If you ever decide to start a business on the moon, fear not. The Federal Aviation Administration says it will make sure other private companies can't steal your location.
That's right — the FAA is already starting to regulate the future economy of outer space.
This announcement foreshadows a future where capitalism moves beyond planet Earth — a future where private companies can offer goods and services on other terrestrial bodies in our solar system.
And some of those companies are already gearing up.
Mike Gold is director of D.C. Operations and Business Growth for Bigelow Aerospace. It's a company that makes outer space habitats. He's also part of an advisory committee that helps the FAA figure out how to make these rules. Gold believes it's important for the FAA to regulate private business in space.
“These regulations are unique in that they can actually serve as incentives for investment,” says Gold. “That’s what industry is looking for here. Maybe we won’t be on the moon tomorrow, but there are many companies — including my own — that are making substantial investments in lunar technology today.”

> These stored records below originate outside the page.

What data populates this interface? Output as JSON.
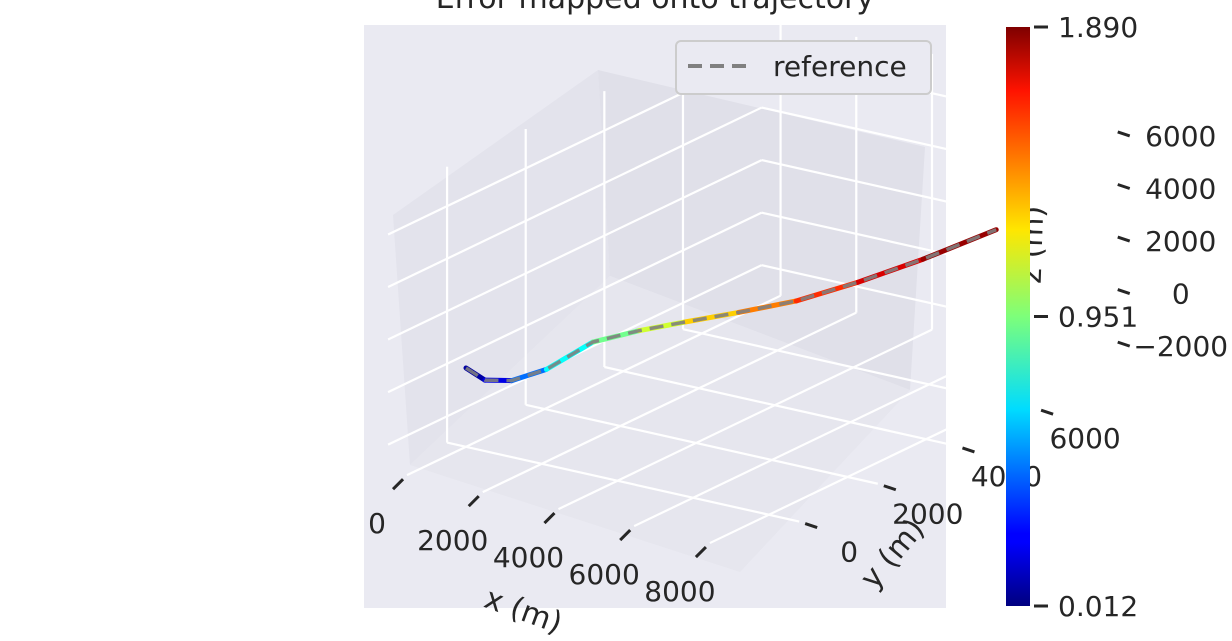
{
  "chart_data": {
    "type": "line",
    "projection": "3d",
    "title": "Error mapped onto trajectory",
    "xlabel": "x (m)",
    "ylabel": "y (m)",
    "zlabel": "z (m)",
    "xlim": [
      -500,
      8800
    ],
    "ylim": [
      -1500,
      8000
    ],
    "zlim": [
      -3000,
      7500
    ],
    "x_ticks": [
      "0",
      "2000",
      "4000",
      "6000",
      "8000"
    ],
    "y_ticks": [
      "0",
      "2000",
      "4000",
      "6000"
    ],
    "z_ticks": [
      "−2000",
      "0",
      "2000",
      "4000",
      "6000"
    ],
    "grid": true,
    "legend": {
      "position": "top-right",
      "entries": [
        "reference"
      ]
    },
    "series": [
      {
        "name": "reference",
        "style": "dashed",
        "color": "#808080",
        "x": [
          0,
          500,
          1000,
          1500,
          2000,
          2700,
          3500,
          4500,
          5500,
          6500,
          7500,
          8500
        ],
        "y": [
          0,
          0,
          200,
          600,
          1300,
          1800,
          2200,
          2600,
          3100,
          3700,
          4400,
          5300
        ],
        "z": [
          0,
          -300,
          -300,
          0,
          700,
          1000,
          1300,
          1700,
          2100,
          2700,
          3400,
          4200
        ]
      }
    ],
    "colorbar": {
      "colormap": "jet",
      "min": 0.012,
      "max": 1.89,
      "tick_labels": [
        "0.012",
        "0.951",
        "1.890"
      ],
      "tick_values": [
        0.012,
        0.951,
        1.89
      ]
    },
    "error_values": [
      0.05,
      0.1,
      0.3,
      0.6,
      0.85,
      1.0,
      1.2,
      1.35,
      1.5,
      1.65,
      1.8,
      1.89
    ]
  }
}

Gold says the FAA is taking steps to provide corporate enterprises with a new degree of assurance, security and motivation to invest in technologies that can eventually help bring business to the moon or other celestial bodies.
Some are not so optimistic, however. Since companies like Gold’s are advising the FAA on these new rules, many are concerned that the business industry is writing its own regulations.
“That’s not the case,” Gold says. “The FAA has been going through some strong pushback with the industry. The industry has been working with them on this.”
The 1967 United Nations Outer Space Treaty, which was modeled on its predecessor, the Antarctic Treaty, prohibits any nation from claiming galactic territory as its own. The new regulations being pushed by the FAA, Gold says, are not designed to foster territorial claims of lunar property.